If you love tales of catfishing, then Sweet Bobby is for you. I’m not sure I count myself amongst those ranks, but I watched both the Catfish film and a bunch of episodes of the subsequent MTV show. So, maybe I am. You’d think these things would just be sensationalist and a chance to shake your head at gullible rubes. But, often times, there is something seriously revealing about the broken people in our broken online society who would both catfish another human, as well as fall for the catfish itself. Both sides usually have motivations that are not your typical one-sided scam for money or greed. And Bobby’s motivations — even after the pod ends — still are unclear and super-weird.
The Sweet Bobby pod tells the tale of a Londoner named Kirat Assi and her long-term relationship with a man she knows as Bobby. A man she had a friendship with and then dated over the span of eight years without ever meeting him in person. Or ever seeing his face. Two facts that would lead most folks to ask, “How could you be so gullible?” A question that Assi attempts to answer herself on the podcast, as she details all the ways the catfisher quelled her suspicions, or manipulated her feelings when he felt her pulling away. After all, Bobby always seemed to be on the edge of death and would pull out that card whenever Assi’s patience seemed to wain. After all, how could she leave this dude if he could be dead tomorrow? But even through his fabulist stories of being shot, being in witness relocation and multiple death-defying battles with physical breakdowns and harrowing nonsense, she stayed.
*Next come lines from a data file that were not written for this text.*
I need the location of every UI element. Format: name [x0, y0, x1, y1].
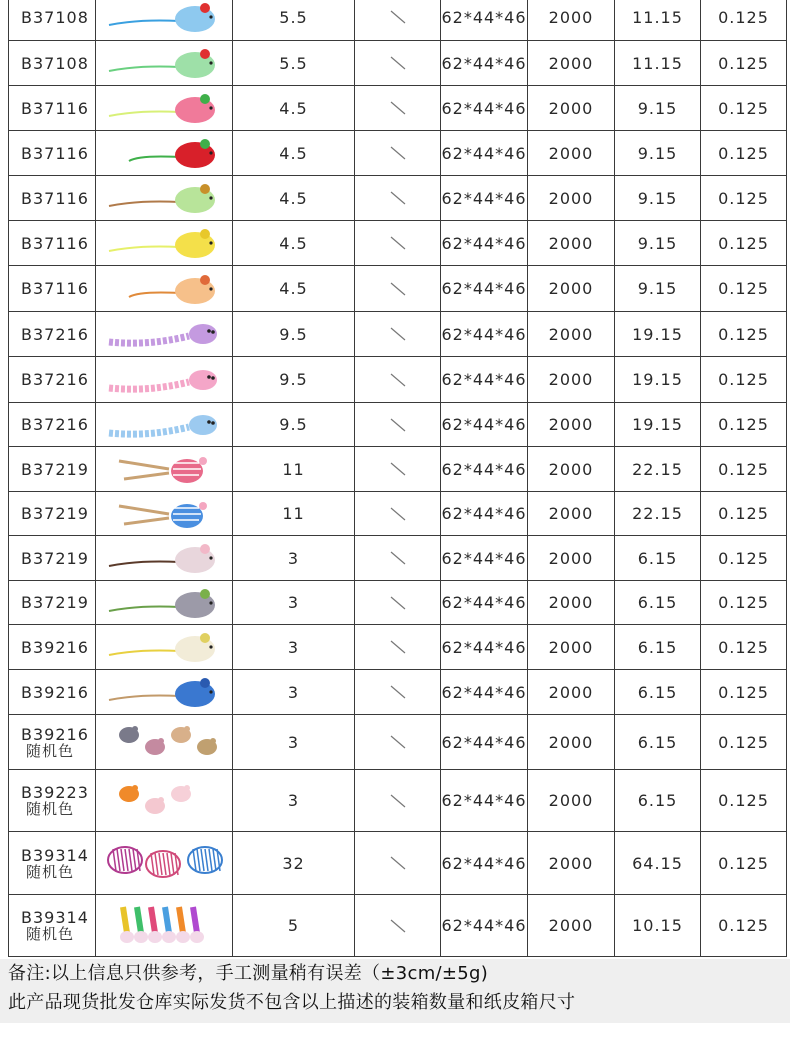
weight-cell: 5.5	[233, 0, 355, 41]
item-code-cell	[9, 895, 96, 957]
weight-cell: 3	[233, 670, 355, 715]
table-row	[9, 581, 787, 625]
volume-cell: 0.125	[701, 176, 787, 221]
volume-cell: 0.125	[701, 221, 787, 266]
remark-line-1: 备注:以上信息只供参考，手工测量稍有误差（±3cm/±5g)	[8, 963, 489, 984]
table-row	[9, 625, 787, 670]
weight-cell: 11	[233, 492, 355, 536]
cream-mouse-image	[96, 625, 233, 670]
quantity-cell: 2000	[528, 0, 615, 41]
carton-size-cell: 62*44*46	[441, 403, 528, 447]
slash-cell	[355, 86, 441, 131]
quantity-cell: 2000	[528, 176, 615, 221]
gross-weight-cell: 19.15	[615, 403, 701, 447]
stacked-mice-image	[96, 770, 233, 832]
item-code-cell	[9, 670, 96, 715]
gross-weight-cell: 6.15	[615, 670, 701, 715]
pink-sisal-feather-mouse-image	[96, 447, 233, 492]
item-code-cell	[9, 832, 96, 895]
feather-mice-image	[96, 895, 233, 957]
pink-grey-mouse-image	[96, 536, 233, 581]
item-code-cell	[9, 581, 96, 625]
slash-cell	[355, 581, 441, 625]
quantity-cell: 2000	[528, 895, 615, 957]
item-code: B39314	[21, 845, 89, 865]
volume-cell: 0.125	[701, 86, 787, 131]
gross-weight-cell: 9.15	[615, 176, 701, 221]
carton-size-cell: 62*44*46	[441, 715, 528, 770]
blue-sisal-feather-mouse-image	[96, 492, 233, 536]
green-plush-mouse-image	[96, 41, 233, 86]
weight-cell: 4.5	[233, 131, 355, 176]
quantity-cell: 2000	[528, 832, 615, 895]
item-code: B37219	[21, 459, 89, 479]
item-code: B37219	[21, 548, 89, 568]
item-code-cell	[9, 357, 96, 403]
gross-weight-cell: 9.15	[615, 266, 701, 312]
volume-cell: 0.125	[701, 312, 787, 357]
weight-cell: 5.5	[233, 41, 355, 86]
volume-cell: 0.125	[701, 625, 787, 670]
striped-mice-image	[96, 832, 233, 895]
volume-cell: 0.125	[701, 266, 787, 312]
volume-cell: 0.125	[701, 832, 787, 895]
remark-line-2: 此产品现货批发仓库实际发货不包含以上描述的装箱数量和纸皮箱尺寸	[8, 992, 576, 1013]
weight-cell: 4.5	[233, 176, 355, 221]
table-row	[9, 0, 787, 41]
item-code: B37116	[21, 188, 89, 208]
weight-cell: 3	[233, 581, 355, 625]
weight-cell: 32	[233, 832, 355, 895]
weight-cell: 3	[233, 625, 355, 670]
item-code: B39216	[21, 682, 89, 702]
volume-cell: 0.125	[701, 492, 787, 536]
slash-cell	[355, 131, 441, 176]
weight-cell: 5	[233, 895, 355, 957]
volume-cell: 0.125	[701, 670, 787, 715]
weight-cell: 9.5	[233, 357, 355, 403]
slash-cell	[355, 625, 441, 670]
carton-size-cell: 62*44*46	[441, 176, 528, 221]
table-row	[9, 832, 787, 895]
carton-size-cell: 62*44*46	[441, 832, 528, 895]
volume-cell: 0.125	[701, 715, 787, 770]
gross-weight-cell: 9.15	[615, 131, 701, 176]
pink-braided-mouse-image	[96, 357, 233, 403]
item-code-cell	[9, 625, 96, 670]
yellow-mouse-image	[96, 221, 233, 266]
quantity-cell: 2000	[528, 131, 615, 176]
carton-size-cell: 62*44*46	[441, 266, 528, 312]
volume-cell: 0.125	[701, 357, 787, 403]
color-note: 随机色	[26, 862, 75, 881]
quantity-cell: 2000	[528, 266, 615, 312]
item-code: B39223	[21, 783, 89, 802]
item-code: B37216	[21, 324, 89, 344]
item-code: B37108	[21, 7, 89, 27]
gross-weight-cell: 11.15	[615, 0, 701, 41]
table-row	[9, 536, 787, 581]
carton-size-cell: 62*44*46	[441, 770, 528, 832]
weight-cell: 4.5	[233, 266, 355, 312]
quantity-cell: 2000	[528, 221, 615, 266]
gross-weight-cell: 11.15	[615, 41, 701, 86]
slash-cell	[355, 492, 441, 536]
table-row	[9, 357, 787, 403]
gross-weight-cell: 6.15	[615, 581, 701, 625]
item-code: B39314	[21, 908, 89, 927]
carton-size-cell: 62*44*46	[441, 581, 528, 625]
volume-cell: 0.125	[701, 447, 787, 492]
table-row	[9, 221, 787, 266]
light-green-mouse-image	[96, 176, 233, 221]
table-row	[9, 770, 787, 832]
carton-size-cell: 62*44*46	[441, 895, 528, 957]
carton-size-cell: 62*44*46	[441, 41, 528, 86]
blue-plush-mouse-image	[96, 0, 233, 41]
table-row	[9, 670, 787, 715]
carton-size-cell: 62*44*46	[441, 86, 528, 131]
slash-cell	[355, 176, 441, 221]
gross-weight-cell: 6.15	[615, 625, 701, 670]
weight-cell: 3	[233, 715, 355, 770]
item-code: B37219	[21, 593, 89, 612]
gross-weight-cell: 22.15	[615, 492, 701, 536]
slash-cell	[355, 447, 441, 492]
item-code: B37116	[21, 233, 89, 253]
volume-cell: 0.125	[701, 770, 787, 832]
volume-cell: 0.125	[701, 581, 787, 625]
gross-weight-cell: 19.15	[615, 312, 701, 357]
weight-cell: 11	[233, 447, 355, 492]
item-code: B37108	[21, 53, 89, 73]
carton-size-cell: 62*44*46	[441, 492, 528, 536]
item-code-cell	[9, 770, 96, 832]
gross-weight-cell: 9.15	[615, 221, 701, 266]
table-row	[9, 131, 787, 176]
quantity-cell: 2000	[528, 670, 615, 715]
table-row	[9, 41, 787, 86]
weight-cell: 9.5	[233, 403, 355, 447]
gross-weight-cell: 6.15	[615, 536, 701, 581]
item-code-cell	[9, 41, 96, 86]
table-row	[9, 312, 787, 357]
slash-cell	[355, 770, 441, 832]
slash-cell	[355, 312, 441, 357]
volume-cell: 0.125	[701, 131, 787, 176]
gross-weight-cell: 10.15	[615, 895, 701, 957]
remarks-panel	[0, 959, 790, 1023]
item-code-cell	[9, 221, 96, 266]
peach-mouse-image	[96, 266, 233, 312]
pink-strawberry-mouse-image	[96, 86, 233, 131]
quantity-cell: 2000	[528, 715, 615, 770]
gross-weight-cell: 6.15	[615, 715, 701, 770]
gross-weight-cell: 6.15	[615, 770, 701, 832]
mini-mice-group-image	[96, 715, 233, 770]
quantity-cell: 2000	[528, 403, 615, 447]
item-code: B37116	[21, 143, 89, 163]
carton-size-cell: 62*44*46	[441, 536, 528, 581]
item-code: B37116	[21, 279, 89, 298]
quantity-cell: 2000	[528, 492, 615, 536]
slash-cell	[355, 266, 441, 312]
item-code-cell	[9, 176, 96, 221]
item-code-cell	[9, 131, 96, 176]
weight-cell: 3	[233, 770, 355, 832]
item-code-cell	[9, 536, 96, 581]
color-note: 随机色	[26, 800, 75, 818]
weight-cell: 4.5	[233, 86, 355, 131]
volume-cell: 0.125	[701, 403, 787, 447]
quantity-cell: 2000	[528, 447, 615, 492]
slash-cell	[355, 895, 441, 957]
slash-cell	[355, 403, 441, 447]
slash-cell	[355, 715, 441, 770]
carton-size-cell: 62*44*46	[441, 0, 528, 41]
table-row	[9, 86, 787, 131]
table-row	[9, 176, 787, 221]
gross-weight-cell: 19.15	[615, 357, 701, 403]
volume-cell: 0.125	[701, 895, 787, 957]
slash-cell	[355, 536, 441, 581]
item-code-cell	[9, 492, 96, 536]
volume-cell: 0.125	[701, 41, 787, 86]
item-code-cell	[9, 86, 96, 131]
item-code: B37216	[21, 370, 89, 389]
quantity-cell: 2000	[528, 357, 615, 403]
gross-weight-cell: 64.15	[615, 832, 701, 895]
slash-cell	[355, 41, 441, 86]
item-code-cell	[9, 312, 96, 357]
blue-sisal-mouse-image	[96, 670, 233, 715]
item-code: B37116	[21, 98, 89, 118]
table-row	[9, 895, 787, 957]
carton-size-cell: 62*44*46	[441, 221, 528, 266]
item-code-cell	[9, 447, 96, 492]
carton-size-cell: 62*44*46	[441, 670, 528, 715]
color-note: 随机色	[26, 925, 75, 943]
red-strawberry-mouse-image	[96, 131, 233, 176]
carton-size-cell: 62*44*46	[441, 625, 528, 670]
color-note: 随机色	[26, 741, 75, 760]
quantity-cell: 2000	[528, 581, 615, 625]
carton-size-cell: 62*44*46	[441, 131, 528, 176]
gross-weight-cell: 22.15	[615, 447, 701, 492]
slash-cell	[355, 221, 441, 266]
slash-cell	[355, 832, 441, 895]
item-code: B39216	[21, 637, 89, 657]
weight-cell: 3	[233, 536, 355, 581]
item-code-cell	[9, 0, 96, 41]
weight-cell: 9.5	[233, 312, 355, 357]
weight-cell: 4.5	[233, 221, 355, 266]
grey-mouse-image	[96, 581, 233, 625]
item-code-cell	[9, 403, 96, 447]
table-row	[9, 492, 787, 536]
slash-cell	[355, 670, 441, 715]
volume-cell: 0.125	[701, 0, 787, 41]
item-code: B37219	[21, 504, 89, 523]
quantity-cell: 2000	[528, 86, 615, 131]
purple-braided-mouse-image	[96, 312, 233, 357]
item-code-cell	[9, 715, 96, 770]
table-row	[9, 403, 787, 447]
item-code-cell	[9, 266, 96, 312]
carton-size-cell: 62*44*46	[441, 447, 528, 492]
carton-size-cell: 62*44*46	[441, 312, 528, 357]
table-row	[9, 715, 787, 770]
table-row	[9, 447, 787, 492]
item-code: B37216	[21, 415, 89, 434]
blue-braided-mouse-image	[96, 403, 233, 447]
slash-cell	[355, 0, 441, 41]
quantity-cell: 2000	[528, 41, 615, 86]
quantity-cell: 2000	[528, 312, 615, 357]
item-code: B39216	[21, 724, 89, 744]
quantity-cell: 2000	[528, 625, 615, 670]
quantity-cell: 2000	[528, 536, 615, 581]
slash-cell	[355, 357, 441, 403]
table-row	[9, 266, 787, 312]
quantity-cell: 2000	[528, 770, 615, 832]
product-spec-table	[8, 0, 787, 957]
volume-cell: 0.125	[701, 536, 787, 581]
carton-size-cell: 62*44*46	[441, 357, 528, 403]
gross-weight-cell: 9.15	[615, 86, 701, 131]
Until eight years passed and she found herself at the end of a really, really elaborate web of a scam that seemingly had no point other than to keep her captive inside of this imagined relationship.
Unlike a lot of the catfish tales on the titular series, this scam was obviously run by someone smart. This wasn’t a lonely teen pining away for a boyfriend in his Kansas bedroom. This seemed to have a sophistication that either involved several people, a group of people or one incredibly devious and dedicated person. Usually these catfish scenarios are a one-to-one endeavor. One person talking to one person. But this one had the benefit of a web of family members (some real and some fake) and others who seemingly backed up Bobby’s claims (all fake). Vouched for him. Gave advice that pushed Assi toward him. Which seems odd to an outsider, but made her feel more secure in her feelings, and often times brought her back from the brink of finally separating herself from an increasingly creepy and controlling relationship. Which, again, is with a man she’s never met and has barely even talked to via voice communication. Because, of course, Bobby’s vocal cords were damaged by one of his illnesses or some such lie. But he still managed to control her movements, convince her to ditch her career and essentially be loyal to a ghost. For years.
Even with all this, it’s still a struggle as a listener to not judge Assi for her naïveté. Even if she has her feelings constantly assuaged by her cousin and close confidant, Simran Bhogal. And many others connected with Bobby, including large groups on Facebook and other comms platforms. These others also people she is only communicating with online and not in person. Hmmm. So when everything ultimately blows up, the twist isn’t surprising per se (because we knew something was, uh, fishy all along), but the person behind the scam and the length to which this person went is kind of insane. Well, not kind of, but totally insane. Like certifiably insane. Narcissistic and just plain evil, honestly. Which kind of changes our perspective on Assi. Or at least mine. Because for the majority of the pod I wondered how she could be so, so gullible. But the way in which this thing went down, even I couldn’t believe that someone would do this shit to another human being. Nobody would. The level of deception and the personal connection is just devastating.
What’s most interesting in the follow-up is Assi looking for some sort of recompense. She reports the deception to the police. She’s in England, so the laws are a bit different, but the cops basically say there’s nothing they can do about it. After all, catfishing isn’t illegal in and of itself. Also, her loss is not typical for a scam. This person didn’t ask her to invest in non-existent land. Or get her bank account info and drain her life savings. Nope, this was purely a control play. The power in some twisted way to manipulate another human to do what the scammer wanted Assi to do. Which isn’t something that fits cleanly into a police report. After all, Assi could have just cut off communication and everything would have ended. This person didn’t have her captive in an apartment. Didn’t even really threaten her in the traditional sense. There’s nothing that is notably illegal about any of it. Because remote emotional manipulation isn’t on the books.
Thing is, even when Assi is able to confront her tormentor, and even bring them to court to get a formal apology using an oddball British law, the motivation for this whole thing is never really rendered. It’s clear that this person is a damaged, soul-sucking weirdo, but it’s never really made clear why Kiran Assi was chosen as the target to begin with. By all accounts, she was a nice, relatively innocent woman with a close family and a promising career. To prey on her seemed random, but also perhaps targeted. After all, the perpetrator may have seen all these qualities and seen in her the perfect mark. But when that perpetrator is revealed, this makes even less sense. Because this person is also a seemingly well adjusted, nice (at least outwardly) person with a very promising career and tight family. None of it makes a whole lot of sense on a human level. Unless you believe in the inherent darkness that can surface in the least likely places. True psychopathy. Which I suppose is what makes for good content.